When it looks like you’re becoming visibly stressed, a well-meaning person may ask you to consider your blood pressure. It’s a well-known fact that stress is a cause of hypertension – or is it? What’s behind this commonly held notion?

The short answer is that yes, there is a connection between high blood pressure and stress. The longer answer is that we don’t exactly know how it works. We do have evidence that stress can cause a short-term bump in blood pressure. When it comes to the longer-term impact, we’re not so sure.

When we’re faced with stress, our body enters what’s commonly known as “fight or flight mode.” It helped prehistoric humans escape predators, and it still powers our responses today. Adrenaline and cortisol surge, causing the heart to pump faster. Blood vessels narrow to direct blood flow to the most important parts of the body.

It’s this reaction in the heart and blood vessels that can temporarily cause your blood pressure to rise. Once the stressor is gone and you’ve calmed down, it should return to normal again. This sort of event, known as situational stress, is fairly easy to handle with the “fight or flight” response. It’s when you face these short bursts of stress regularly or the stressor doesn’t go and the stress becomes chronic that the body has trouble coping.
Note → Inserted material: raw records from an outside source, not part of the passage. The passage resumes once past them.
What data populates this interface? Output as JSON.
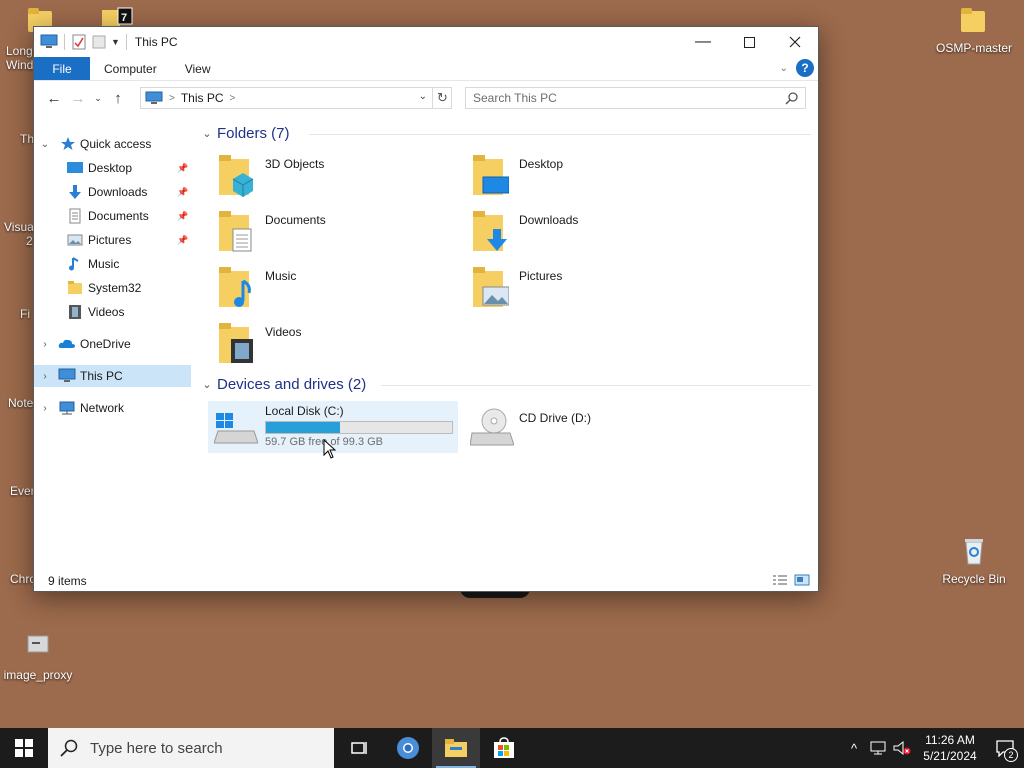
{
  "desktop": {
    "icons": [
      {
        "label": "OSMP-master"
      },
      {
        "label": "Recycle Bin"
      },
      {
        "label": "image_proxy"
      }
    ],
    "left_clipped_labels": [
      "Long",
      "Wind",
      "Th",
      "Visua",
      "2",
      "Fi",
      "Note",
      "Ever",
      "Chro"
    ]
  },
  "window": {
    "title": "This PC",
    "tabs": {
      "file": "File",
      "computer": "Computer",
      "view": "View"
    },
    "address": {
      "crumb": "This PC",
      "sep": ">"
    },
    "search_placeholder": "Search This PC",
    "nav": {
      "quick_access": "Quick access",
      "items": [
        {
          "label": "Desktop"
        },
        {
          "label": "Downloads"
        },
        {
          "label": "Documents"
        },
        {
          "label": "Pictures"
        },
        {
          "label": "Music"
        },
        {
          "label": "System32"
        },
        {
          "label": "Videos"
        }
      ],
      "onedrive": "OneDrive",
      "this_pc": "This PC",
      "network": "Network"
    },
    "folders_header": "Folders (7)",
    "folders": [
      {
        "label": "3D Objects"
      },
      {
        "label": "Desktop"
      },
      {
        "label": "Documents"
      },
      {
        "label": "Downloads"
      },
      {
        "label": "Music"
      },
      {
        "label": "Pictures"
      },
      {
        "label": "Videos"
      }
    ],
    "drives_header": "Devices and drives (2)",
    "drives": [
      {
        "label": "Local Disk (C:)",
        "free_text": "59.7 GB free of 99.3 GB",
        "used_fraction": 0.399
      },
      {
        "label": "CD Drive (D:)"
      }
    ],
    "status": "9 items"
  },
  "taskbar": {
    "search_placeholder": "Type here to search",
    "time": "11:26 AM",
    "date": "5/21/2024",
    "notification_count": "2"
  },
  "colors": {
    "accent": "#1a6fc4",
    "selection": "#cce4f7",
    "bar_fill": "#26a0da",
    "desktop": "#9c6a4c"
  }
}
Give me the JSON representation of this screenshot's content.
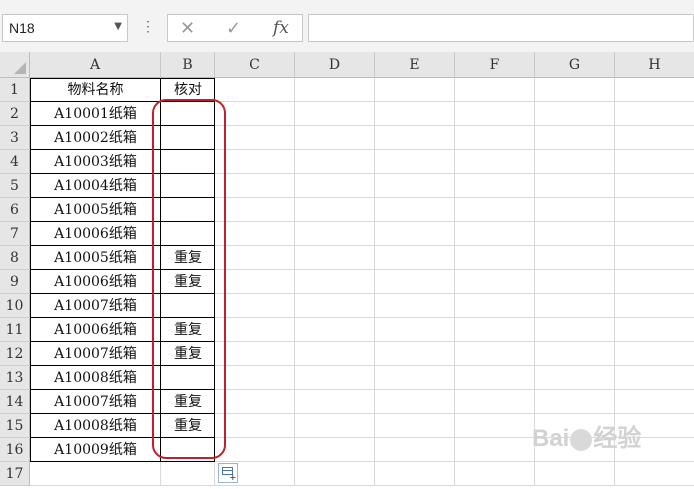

Most people aren’t running away from lions on a regular basis. Their stress comes from things like mortgages and energy bills and all those ongoing modern challenges that can’t be ignored. What does this kind of chronic stress mean for your blood pressure? We don’t really know. Researchers are still trying to figure it out.

Still, if you want to avoid those short term bouts of hypertension, it doesn’t hurt to try to manage stress more effectively. On the bright side, at least one method of alleviating stress should also improve your blood pressure: exercise. Regular, vigorous exercise, even in relatively short bursts, can lower your blood pressure and dramatically improve your overall mood.

Stress can also lead to bad habits when it comes to eating, drinking and smoking, all of which are hypertension risk factors. We may not have a full understanding of the relationship between high blood pressure and stress, but if you can identify and try to avoid stressful situations, that may be helpful.